FFF-Förderprojekt, June 2023 until December 2023 (finished)
Coordinator
Business Management Taxation & Tax Law
Main Research
Business Law
Description
Many jurisdictions grant tax incentives providing tax relief to particular industries or activities in pursuit of a variety of goals. Soon, such domestic measures will coincide with the OECD/G20 framework on global minimum taxation of multinational enterprise groups (GloBE), which has been agreed upon by more than 135 jurisdictions worldwide. The agreement stipulates a mini-mum tax rate of 15%, provided that the effective tax level in a jurisdiction where the corporate group is active falls below this threshold.

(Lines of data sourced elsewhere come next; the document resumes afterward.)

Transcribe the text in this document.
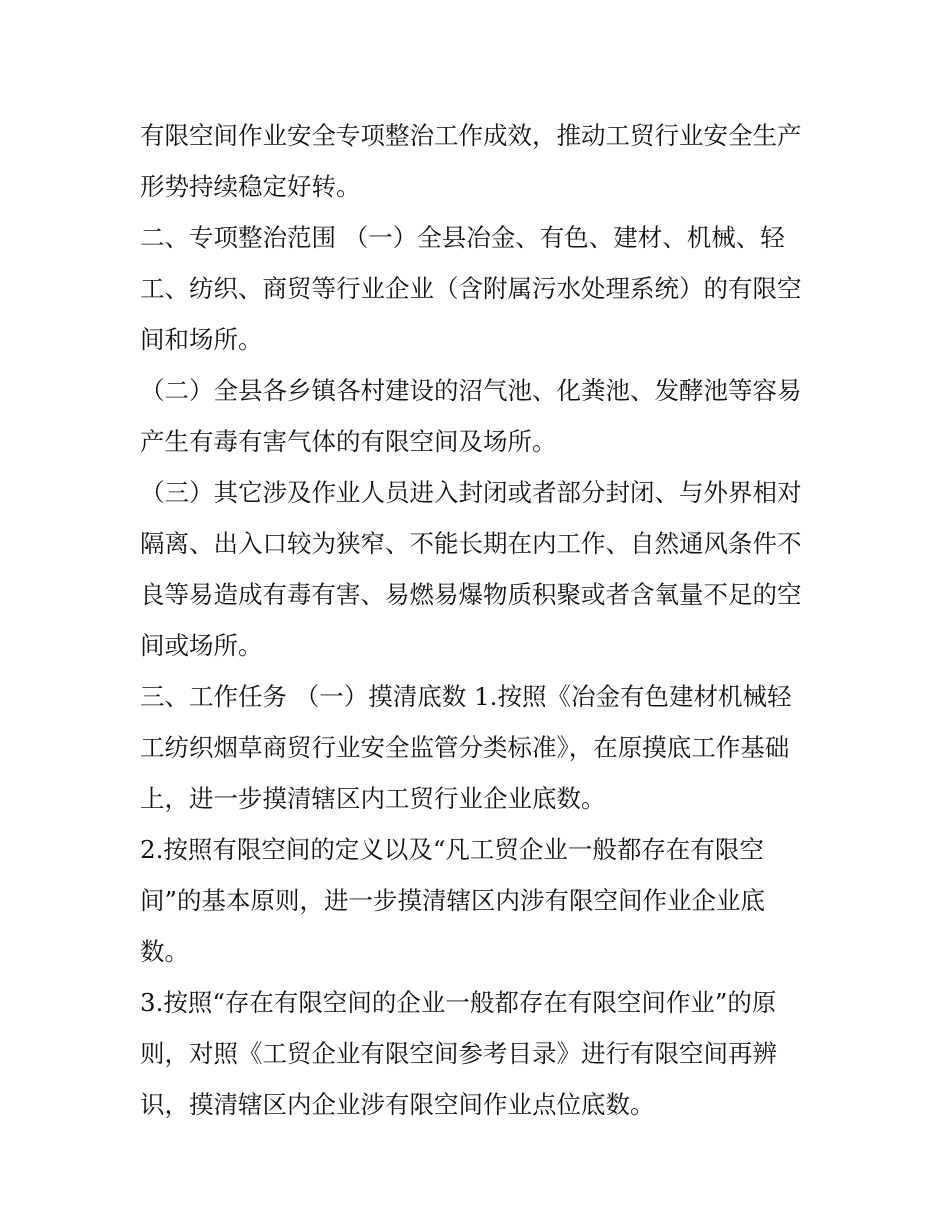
有限空间作业安全专项整治工作成效，推动工贸行业安全生产
形势持续稳定好转。
二、专项整治范围 （一）全县冶金、有色、建材、机械、轻
工、纺织、商贸等行业企业（含附属污水处理系统）的有限空
间和场所。
（二）全县各乡镇各村建设的沼气池、化粪池、发酵池等容易
产生有毒有害气体的有限空间及场所。
（三）其它涉及作业人员进入封闭或者部分封闭、与外界相对
隔离、出入口较为狭窄、不能长期在内工作、自然通风条件不
良等易造成有毒有害、易燃易爆物质积聚或者含氧量不足的空
间或场所。
三、工作任务 （一）摸清底数 1.按照《冶金有色建材机械轻
工纺织烟草商贸行业安全监管分类标准》，在原摸底工作基础
上，进一步摸清辖区内工贸行业企业底数。
2.按照有限空间的定义以及“凡工贸企业一般都存在有限空
间”的基本原则，进一步摸清辖区内涉有限空间作业企业底
数。
3.按照“存在有限空间的企业一般都存在有限空间作业”的原
则，对照《工贸企业有限空间参考目录》进行有限空间再辨
识，摸清辖区内企业涉有限空间作业点位底数。
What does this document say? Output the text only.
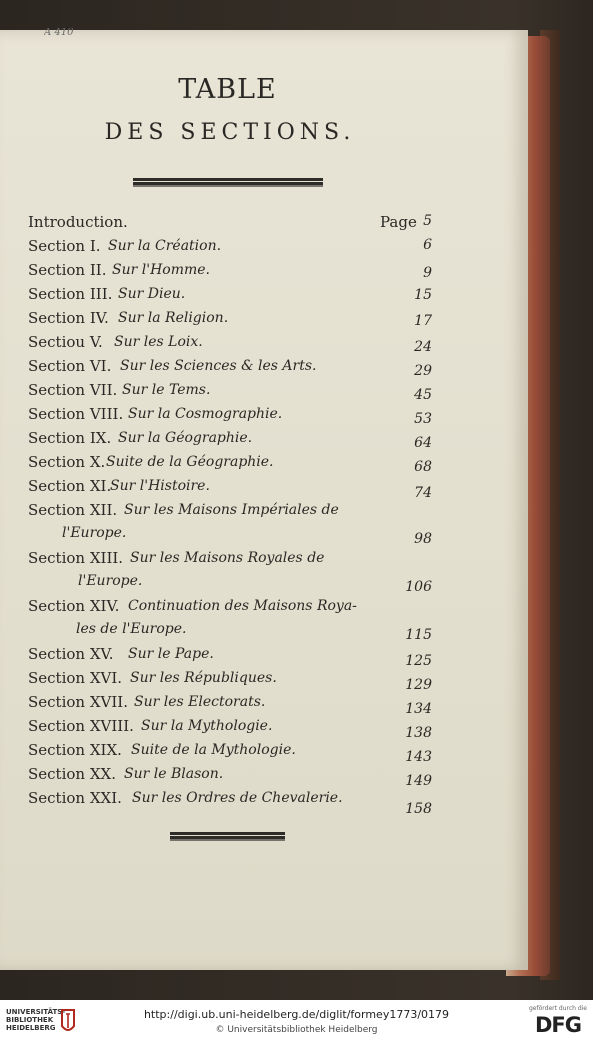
A 410
TABLE
DES SECTIONS.
Page
Introduction.	5
Section I. Sur la Création.	6
Section II. Sur l'Homme.	9
Section III. Sur Dieu.	15
Section IV. Sur la Religion.	17
Sectiou V. Sur les Loix.	24
Section VI. Sur les Sciences & les Arts.	29
Section VII. Sur le Tems.	45
Section VIII. Sur la Cosmographie.	53
Section IX. Sur la Géographie.	64
Section X. Suite de la Géographie.	68
Section XI.
Sur l'Histoire.	74
Section XII. Sur les Maisons Impériales de
l'Europe.	98
Section XIII. Sur les Maisons Royales de
l'Europe.	106
Section XIV. Continuation des Maisons Roya-
les de l'Europe.	115
Section XV. Sur le Pape.	125
Section XVI. Sur les Républiques.	129
Section XVII. Sur les Electorats.	134
Section XVIII. Sur la Mythologie.	138
Section XIX. Suite de la Mythologie.	143
Section XX. Sur le Blason.	149
Section XXI. Sur les Ordres de Chevalerie.
158
UNIVERSITÄTS-
BIBLIOTHEK
HEIDELBERG
http://digi.ub.uni-heidelberg.de/diglit/formey1773/0179
© Universitätsbibliothek Heidelberg
gefördert durch die
DFG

Whenever tax incentives push the effective tax burden below this threshold or exacerbate pre-existing low levels of taxation, the GloBE Rules will apply. These, however, do not provide for a homogenous treatment of all types of tax incentives when calculating the amount of jurisdictional Top-up Tax due. Instead, they will impact different tax incentives in different ways, with the extent of this effect largely depending on the design of the stimulus. The fact that some variants of tax incentives are less susceptible to Top-up Taxation under GloBE provides considerable leeway for fiscal policy action. We aim to explore this fiscal headroom by analysing the implications of GloBE on tax incentive design. Based on a presentation of the critical aspects of GloBE with regard to the treatment of tax incentives under this set of rules, we intend to model the impact of GloBE on the effectiveness of various tax incentives using a quasi-empirical Effective Average Tax Rate (EATR) methodology.In doing so, we refer to specific examples of tax incentives subject to current reform endeavours in several jurisdictions against the background of the "new normal" baseline MNE tax rate of 15%.